Art. 4º. As Feiras Livres obedecerão aos seguintes horários:
I - A partir das 5h00min (cinco horas) até às 7h00min (sete horas): entrada de
veículos para o transporte de mercadorias no local destinado à comercialização, período em
que todas as bancas deverão estar abastecidas e convenientemente arrumadas, de forma que
o público consumidor possa ser atendido de modo adequado de imediato.
II - O encerramento das atividades dar-se-á:
a) nos dias úteis: a partir das 10h00min (dez horas) e no máximo até às
12h00min (doze horas);
b) aos domingos e feriados: a partir das 11h00min (onze horas) e no máximo até
13h00min (treze horas).
§ 1º. Os trabalhos de montagem das bancas deverão ser feitos de forma
silenciosa, para não perturbar o sossego nas imediações.
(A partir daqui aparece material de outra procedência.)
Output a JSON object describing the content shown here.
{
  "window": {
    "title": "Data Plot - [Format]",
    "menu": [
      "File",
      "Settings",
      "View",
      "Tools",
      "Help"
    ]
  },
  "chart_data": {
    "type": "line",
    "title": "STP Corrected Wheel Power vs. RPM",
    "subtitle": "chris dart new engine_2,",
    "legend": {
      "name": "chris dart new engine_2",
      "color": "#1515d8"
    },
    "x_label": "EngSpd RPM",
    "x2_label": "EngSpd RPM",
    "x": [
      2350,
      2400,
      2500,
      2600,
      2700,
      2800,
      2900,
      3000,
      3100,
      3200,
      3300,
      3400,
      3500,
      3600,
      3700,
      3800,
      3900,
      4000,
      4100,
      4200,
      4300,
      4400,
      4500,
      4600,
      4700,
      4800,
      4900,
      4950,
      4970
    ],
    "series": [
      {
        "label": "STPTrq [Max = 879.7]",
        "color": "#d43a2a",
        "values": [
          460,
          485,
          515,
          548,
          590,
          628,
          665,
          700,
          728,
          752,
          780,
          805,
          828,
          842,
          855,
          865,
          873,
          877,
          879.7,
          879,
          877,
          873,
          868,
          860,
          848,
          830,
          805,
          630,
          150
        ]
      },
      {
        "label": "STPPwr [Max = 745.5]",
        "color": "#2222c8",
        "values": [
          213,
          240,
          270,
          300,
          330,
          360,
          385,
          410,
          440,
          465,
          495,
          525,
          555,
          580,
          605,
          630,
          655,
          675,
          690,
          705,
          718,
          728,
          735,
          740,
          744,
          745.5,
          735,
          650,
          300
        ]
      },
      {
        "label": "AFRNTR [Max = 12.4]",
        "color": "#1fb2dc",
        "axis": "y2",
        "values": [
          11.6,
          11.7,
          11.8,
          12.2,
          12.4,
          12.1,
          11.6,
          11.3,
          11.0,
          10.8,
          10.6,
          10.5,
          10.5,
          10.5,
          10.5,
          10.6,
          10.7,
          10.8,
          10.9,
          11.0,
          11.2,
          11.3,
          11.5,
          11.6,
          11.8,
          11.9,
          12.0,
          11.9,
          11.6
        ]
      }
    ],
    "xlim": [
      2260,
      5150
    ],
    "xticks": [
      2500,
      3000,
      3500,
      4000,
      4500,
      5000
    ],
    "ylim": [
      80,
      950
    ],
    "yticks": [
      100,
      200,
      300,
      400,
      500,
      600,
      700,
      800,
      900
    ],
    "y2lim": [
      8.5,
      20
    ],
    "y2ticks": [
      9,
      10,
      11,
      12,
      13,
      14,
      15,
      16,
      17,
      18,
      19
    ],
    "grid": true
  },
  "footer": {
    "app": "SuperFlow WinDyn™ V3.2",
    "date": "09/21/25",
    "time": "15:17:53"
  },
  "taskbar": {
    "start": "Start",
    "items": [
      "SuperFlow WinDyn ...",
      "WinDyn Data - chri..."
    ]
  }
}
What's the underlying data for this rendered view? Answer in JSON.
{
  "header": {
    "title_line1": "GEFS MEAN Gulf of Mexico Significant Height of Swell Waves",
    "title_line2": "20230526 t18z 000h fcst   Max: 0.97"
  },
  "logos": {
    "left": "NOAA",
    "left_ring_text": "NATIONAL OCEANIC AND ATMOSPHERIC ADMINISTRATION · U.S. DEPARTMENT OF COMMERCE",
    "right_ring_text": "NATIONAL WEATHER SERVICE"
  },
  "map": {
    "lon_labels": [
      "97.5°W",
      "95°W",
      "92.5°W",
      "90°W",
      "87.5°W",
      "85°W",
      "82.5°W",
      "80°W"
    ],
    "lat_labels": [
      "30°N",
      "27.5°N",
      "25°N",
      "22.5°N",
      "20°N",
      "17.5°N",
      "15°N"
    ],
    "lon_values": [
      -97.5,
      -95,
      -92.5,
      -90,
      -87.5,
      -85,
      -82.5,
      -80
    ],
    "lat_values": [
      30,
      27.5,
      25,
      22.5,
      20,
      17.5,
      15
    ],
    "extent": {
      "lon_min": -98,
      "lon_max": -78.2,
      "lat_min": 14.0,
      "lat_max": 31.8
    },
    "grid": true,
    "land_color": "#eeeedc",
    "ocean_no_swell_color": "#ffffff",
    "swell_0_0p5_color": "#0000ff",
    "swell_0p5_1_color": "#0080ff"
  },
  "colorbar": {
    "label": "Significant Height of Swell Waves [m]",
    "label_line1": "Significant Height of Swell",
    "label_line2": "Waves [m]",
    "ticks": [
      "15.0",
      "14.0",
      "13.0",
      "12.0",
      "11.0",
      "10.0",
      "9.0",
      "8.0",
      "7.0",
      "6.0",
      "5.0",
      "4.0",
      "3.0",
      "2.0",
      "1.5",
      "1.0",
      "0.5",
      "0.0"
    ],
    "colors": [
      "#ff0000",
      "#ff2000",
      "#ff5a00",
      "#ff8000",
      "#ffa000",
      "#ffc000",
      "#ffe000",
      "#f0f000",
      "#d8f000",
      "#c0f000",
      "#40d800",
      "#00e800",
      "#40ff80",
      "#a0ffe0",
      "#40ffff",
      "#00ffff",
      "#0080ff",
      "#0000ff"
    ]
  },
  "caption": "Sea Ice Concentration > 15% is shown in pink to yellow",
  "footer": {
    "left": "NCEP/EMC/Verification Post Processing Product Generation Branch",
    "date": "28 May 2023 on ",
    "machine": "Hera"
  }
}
§ 2º. Após descarregadas as mercadorias, os veículos de transporte deverão ser
imediatamente retirados para outro local, a fim de evitar acidentes ou prejudicar o trânsito
de pedestres.
§ 3º. A desmontagem e o respectivo recolhimento das bancas, não poderão
ultrapassar o prazo previsto no inciso II, deste artigo, quando o logradouro público deverá
estar totalmente desocupado.
§ 4º. Após as 7h00min (sete horas), com o início da comercialização, é vedado o
ingresso no local, de veículos ou de transportes de mercadorias.
§ 5º. Encerradas as atividades comerciais, observados os horários definidos do
inciso II deste artigo, os veículos poderão ingressar na Feira, para a retirada de mercadorias
e instalações, demorando-se somente o tempo suficiente para fazê-lo, respeitando as bancas
ainda em funcionamento e o público presente.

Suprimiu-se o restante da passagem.